Je sais que tu es mon ami, mais quand je te raconte que j’ai subi de la violence quel que soit son degré et que tu m’expliques que je ne devrais pas y faire attention et que la personne en face ne l’a pas fait exprès, tu me dis qu’en fait mon sentiment n’a pas d’importance. Tu m’expliques pourquoi je ne devrais pas me sentir mal. Tu nies la violence que j’ai rencontrée et tu invalides mon sentiment. Et, ce faisant, tu ne me respectes pas. Les amis se respectent entre eux. Donc, s’il te plaît, respecte moi.

Parce que tu vois, même si tu penses bien faire, quand tu me dis que c’est pas si grave et que je ne devrais pas réagir comme ça, ce que tu me dis, c’est que c’est moi le problème. C’est pas moi le problème. C’est le sexisme, le putain de problème. Et quand tu me dis que ça va, c’était pas méchant, tu trouves une excuse au type en face qui m’a, une n-ième fois, fait sentir que dans l’espace public, j’étais vulnérable. Que j’étais née pour être une victime. Que j’avais besoin d’un homme pour être en sécurité. Que je n’étais pas légitime, puisque j’étais une femme. Nier l’oppression n’a jamais aidé personne.

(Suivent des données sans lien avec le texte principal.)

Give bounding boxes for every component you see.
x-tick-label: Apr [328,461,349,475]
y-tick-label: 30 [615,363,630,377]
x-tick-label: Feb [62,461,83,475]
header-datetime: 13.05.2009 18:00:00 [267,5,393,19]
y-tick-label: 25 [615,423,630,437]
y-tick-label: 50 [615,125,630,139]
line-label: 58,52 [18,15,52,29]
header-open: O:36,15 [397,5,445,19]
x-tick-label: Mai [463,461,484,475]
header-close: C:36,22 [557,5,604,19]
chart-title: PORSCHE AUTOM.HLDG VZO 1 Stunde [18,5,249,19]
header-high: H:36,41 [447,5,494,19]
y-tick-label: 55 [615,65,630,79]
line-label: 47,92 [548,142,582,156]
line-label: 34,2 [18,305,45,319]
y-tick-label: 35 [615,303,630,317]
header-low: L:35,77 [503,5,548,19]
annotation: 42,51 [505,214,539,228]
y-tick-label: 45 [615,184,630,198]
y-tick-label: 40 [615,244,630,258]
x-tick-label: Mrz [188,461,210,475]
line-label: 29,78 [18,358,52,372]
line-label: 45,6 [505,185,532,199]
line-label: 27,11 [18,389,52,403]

Ça ne change rien que tu n’aies jamais vu personne se faire harceler. Le harcèlement n’en existe pas moins. Il n’y a pas une gigantesque hallucination collective ne touchant que les personnes équipées d’un utérus à l’oeuvre, je t’assure, j’ai checké. Alors quand on parle de ce qu’on vit, serait-il possible, désormais, de… je ne sais pas, éviter d’avoir à passer une heure à justifier que si si on sait ce qu’on dit, et passer directement à la phase où on reçoit du soutien de la part des personnes qui nous aiment ?

Ce serait sympa. Et puis, avec tout ce temps gagné, peut-être qu’on pourrait enfin se consacrer à faire changer les choses, histoire d’éradiquer cette violence dont on en est encore à débattre pour savoir si c’en est ou non.